Up until the 1950’s most of the trading was done with the Liverpool Cotton Exchange evidencing Egypt’s strong ties with the waning British Empire. Not unlike oil today, Egyptian cotton trade had invariably been politicized during the inter-war period figuring as a clause in most of Egypt’s international agreements. It was a major bargaining tool as well as a collateral for Egypt’s currency. The powerful Manchester trade relied heavily on this staple which was responsible for untold fortunes made in the UK.
There were also the Joint Egyptian Cotton Committee and the Cotton Institute, two highly respected institutions affiliated with the International Cotton Congress. With time, more and more Egyptians entered the trade once the jealously guarded preserve of the Finneys, the Rheinharts, the Rolos, the Cicurels and Pintos. Newcomers included Talaat Harb Pasha, a founder of the Banque Misr group of companies, and Mohammed Farghaly Pasha, president of the Alexandria Cotton Exporters Association. On the expert side, there was Ahmed Abdel Wahab Pasha, a former minister of finance, and Fouad Abaza Pasha the director of the Royal Agricultural Society.
Just as the native intelligentsia was to have its turn at the helm, agricultural trade was brought within the aegis of the state through a series of 1950s agrarian reform laws. Henceforth, the agricultural sector mutated into unprofitable small holdings and bureaucratic cooperatives.
During one of their informal turn of the century meetings at the Café New Bar, Cairo’s merchants and brokers were reminded once more by their leader, Monsieur Maurice Cattaui, that the time had come for Cairo to follow Alexandria’s example and have its own Bourse. With the number of limited liability companies reaching 79 at an aggregate capital of 29 million pounds, the city’s taipans could no longer conduct pork barrel politics on Cairo’s sidewalks or inside coffee shops and hotels. And so it was when on Thursday, 21 May 1903, an ad hoc site committee presided by Maurice Cattaui Bey, chose the old premises of the Ottoman Bank (today Groppi-Adly Branch) on Maghraby Street as the elected but temporary official headquarters of the newly incorporated Bourse and Banking Company of Egypt Limited . a.k.a. Bourse Khediviale du Caire.

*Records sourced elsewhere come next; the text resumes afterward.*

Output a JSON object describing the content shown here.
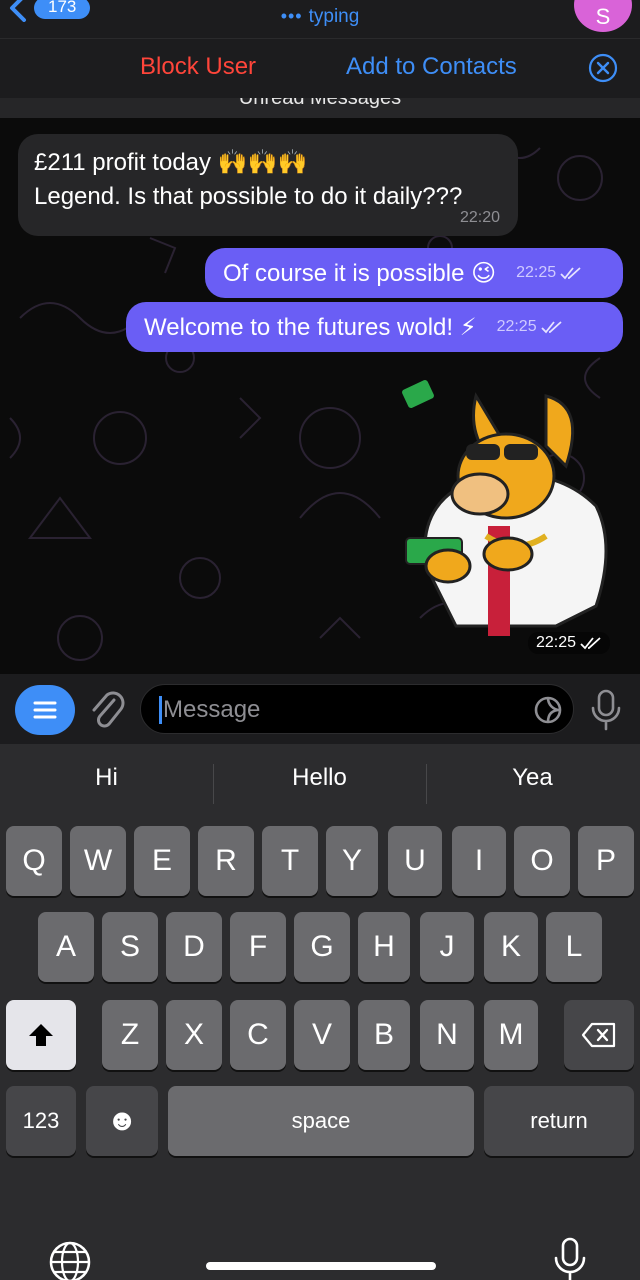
{
  "header": {
    "counter": "173",
    "typing_label": "typing",
    "avatar_initial": "S"
  },
  "action_bar": {
    "block_label": "Block User",
    "add_contacts_label": "Add to Contacts"
  },
  "unread_label": "Unread Messages",
  "messages": [
    {
      "direction": "in",
      "line1": "£211 profit today 🙌🙌🙌",
      "line2": "Legend. Is that possible to do it daily???",
      "time": "22:20"
    },
    {
      "direction": "out",
      "text": "Of course it is possible 😉",
      "time": "22:25",
      "status": "read"
    },
    {
      "direction": "out",
      "text": "Welcome to the futures wold! ⚡",
      "time": "22:25",
      "status": "read"
    },
    {
      "direction": "out",
      "type": "sticker",
      "time": "22:25",
      "status": "read"
    }
  ],
  "input": {
    "placeholder": "Message"
  },
  "keyboard": {
    "suggestions": [
      "Hi",
      "Hello",
      "Yea"
    ],
    "row1": [
      "Q",
      "W",
      "E",
      "R",
      "T",
      "Y",
      "U",
      "I",
      "O",
      "P"
    ],
    "row2": [
      "A",
      "S",
      "D",
      "F",
      "G",
      "H",
      "J",
      "K",
      "L"
    ],
    "row3": [
      "Z",
      "X",
      "C",
      "V",
      "B",
      "N",
      "M"
    ],
    "numbers_label": "123",
    "space_label": "space",
    "return_label": "return",
    "emoji_glyph": "☻"
  },
  "colors": {
    "accent": "#3e8ef7",
    "outgoing_bubble": "#6a5ef5",
    "destructive": "#ff453a",
    "avatar": "#d963d8"
  }
}
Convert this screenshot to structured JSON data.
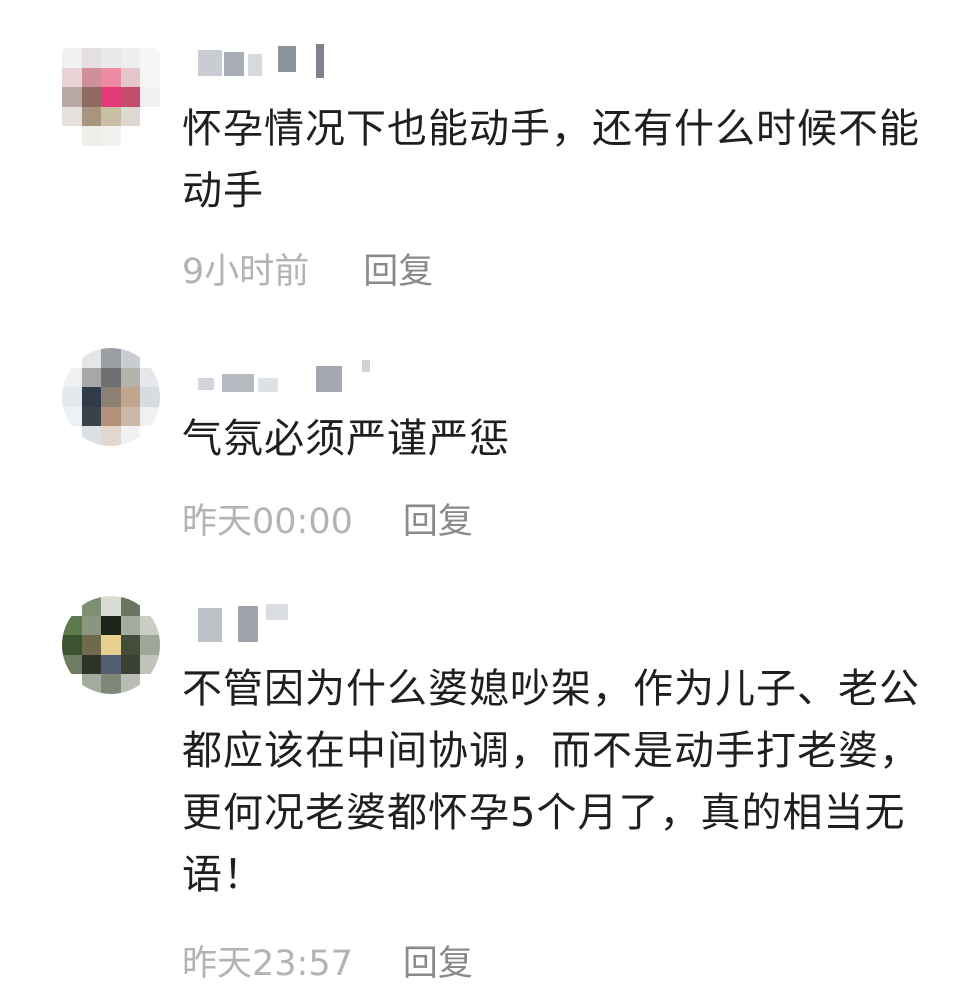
{
  "comments": [
    {
      "text": "怀孕情况下也能动手，还有什么时候不能动手",
      "time": "9小时前",
      "reply_label": "回复",
      "avatar_pixels": [
        "#f1f1f1",
        "#e6dfe2",
        "#e9e9e9",
        "#efefef",
        "#f6f6f6",
        "#e8d3d7",
        "#cf8f9b",
        "#ee8aa2",
        "#e4c6cd",
        "#f5f5f5",
        "#b9a8a6",
        "#8f6a62",
        "#e53a78",
        "#c24d6a",
        "#f0f0f0",
        "#e4e0dc",
        "#a79580",
        "#c8bfa5",
        "#ddd8d0",
        "#ffffff",
        "#ffffff",
        "#efeeea",
        "#f3f1ee",
        "#ffffff",
        "#ffffff"
      ]
    },
    {
      "text": "气氛必须严谨严惩",
      "time": "昨天00:00",
      "reply_label": "回复",
      "avatar_pixels": [
        "#ffffff",
        "#e4e6e8",
        "#9aa0a6",
        "#c9cdd1",
        "#ffffff",
        "#eef0f2",
        "#a6a7a9",
        "#6d6f71",
        "#b5b1ab",
        "#e5e7ea",
        "#e4e8ed",
        "#2f3b4a",
        "#8d7f74",
        "#c2a58d",
        "#d8dce1",
        "#eef1f4",
        "#39414d",
        "#b48f79",
        "#cbb8a6",
        "#eef0f2",
        "#ffffff",
        "#dcdfe3",
        "#e1d7ce",
        "#f1f1f1",
        "#ffffff"
      ]
    },
    {
      "text": "不管因为什么婆媳吵架，作为儿子、老公都应该在中间协调，而不是动手打老婆，更何况老婆都怀孕5个月了，真的相当无语！",
      "time": "昨天23:57",
      "reply_label": "回复",
      "avatar_pixels": [
        "#ffffff",
        "#7f8f72",
        "#d9ddd6",
        "#6b7363",
        "#ffffff",
        "#5d7a4d",
        "#8c957f",
        "#1d2418",
        "#a5ab9f",
        "#c9cdc3",
        "#3b5330",
        "#6f6a4d",
        "#e6d28e",
        "#434d3b",
        "#9ea697",
        "#6d7c63",
        "#2d3529",
        "#525f73",
        "#394133",
        "#c0c4ba",
        "#ffffff",
        "#a5ab9e",
        "#7f8777",
        "#b8bcb2",
        "#ffffff"
      ]
    }
  ]
}
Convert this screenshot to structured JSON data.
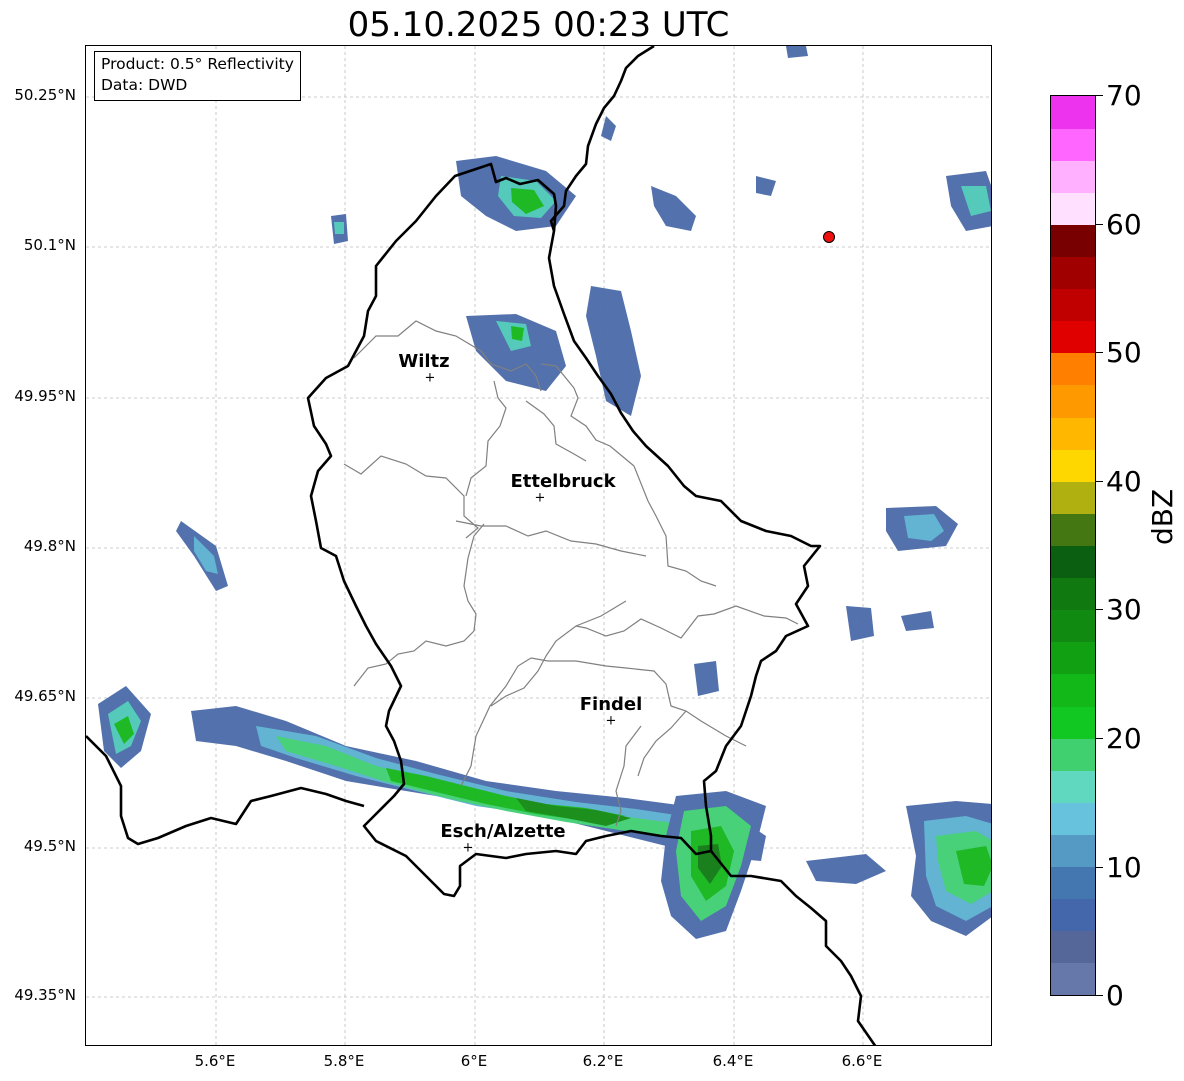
{
  "title": "05.10.2025 00:23 UTC",
  "info": {
    "product": "Product: 0.5° Reflectivity",
    "data_source": "Data: DWD"
  },
  "axes": {
    "lat_labels": [
      "50.25°N",
      "50.1°N",
      "49.95°N",
      "49.8°N",
      "49.65°N",
      "49.5°N",
      "49.35°N"
    ],
    "lon_labels": [
      "5.6°E",
      "5.8°E",
      "6°E",
      "6.2°E",
      "6.4°E",
      "6.6°E"
    ],
    "lat_range": [
      49.3,
      50.3
    ],
    "lon_range": [
      5.4,
      6.8
    ],
    "grid": true
  },
  "cities": [
    {
      "name": "Wiltz",
      "lat": 49.966,
      "lon": 5.932
    },
    {
      "name": "Ettelbruck",
      "lat": 49.847,
      "lon": 6.104
    },
    {
      "name": "Findel",
      "lat": 49.626,
      "lon": 6.211
    },
    {
      "name": "Esch/Alzette",
      "lat": 49.496,
      "lon": 5.988
    }
  ],
  "radar_site": {
    "lat": 50.11,
    "lon": 6.548,
    "color": "#ee1111"
  },
  "colorbar": {
    "label": "dBZ",
    "min": 0,
    "max": 70,
    "ticks": [
      "0",
      "10",
      "20",
      "30",
      "40",
      "50",
      "60",
      "70"
    ],
    "step": 2.5,
    "colors": [
      "#6677aa",
      "#556699",
      "#4466aa",
      "#4477b0",
      "#5599c5",
      "#66c2dd",
      "#60d8c0",
      "#40d070",
      "#11c822",
      "#11b818",
      "#11a011",
      "#118a11",
      "#107a10",
      "#0a6010",
      "#447711",
      "#b0b011",
      "#ffd700",
      "#ffb700",
      "#ff9900",
      "#ff7f00",
      "#e00000",
      "#c00000",
      "#a00000",
      "#780000",
      "#ffe0ff",
      "#ffb0ff",
      "#ff66ff",
      "#ee33ee"
    ]
  }
}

With ambitious plans in mind, the new company leased the premises for a non-renewable period of six years at an annual rent of 400 Egyptian pounds. In the meantime, an international competition was initiated for the design of a dedicated bourse to be situated at the center of Cairo’s European district, not far from the National Bank of Egypt (today Central Bank).
The prize for best design went in April 1907 to the French award-winning architect Raoul Brandon (designer of the Cairo Orosdi-Back department store). The timing couldn’t have been better, or so everyone thought. Emboldened by success and drunk on growth, the promoters of the Cairo bourse were in an excessive mood. It was public knowledge that when lumped together, the Cairo and Alexandria Bourses rated among the world’s top five Stock Exchanges. Egypt’s economy was at an all-time high and the number of companies traded in the Cairo Bourse alone had reached 228 with a combined capital of 91 million pounds. Seventy-three brokers and intermediaries were on hand to take care of the spiraling share trading. The modest premises on Maghraby Street had most certainly outlived its usefulness. It was time for swank.
But like the swing of a pendulum, the high state of euphoria disappeared overnight. Prudence having given way to high-risk speculation, what had started out with a real estate boom in Egypt, ended in what became known in the annals of speculative history as the Crash of 1907.
Some historians concede that the money panic of 1907 started in Alexandria, Egypt, with the failure in July of a large bank – Cassa di Sconto. Japan was hit next, then Germany, then Chile. By October, the fallout reached Europe and the United States. In Egypt, the overextended banks folded up one after the other. As share prices plummeted, soon enough, a by now jobless broker, Mr. Alfred Nahman, was appointed chief liquidator of the Bourse and Banking Company of Egypt Limited.
Eighteen months after Brandon’s publicized award to build the Bourse that never was, the Corporation of Agents de Change commissioned the Cairo firm of Edward Matasek and Maurice J. Cattaui with the participation of Ernest Jaspar, to design and erect an Exchange Building.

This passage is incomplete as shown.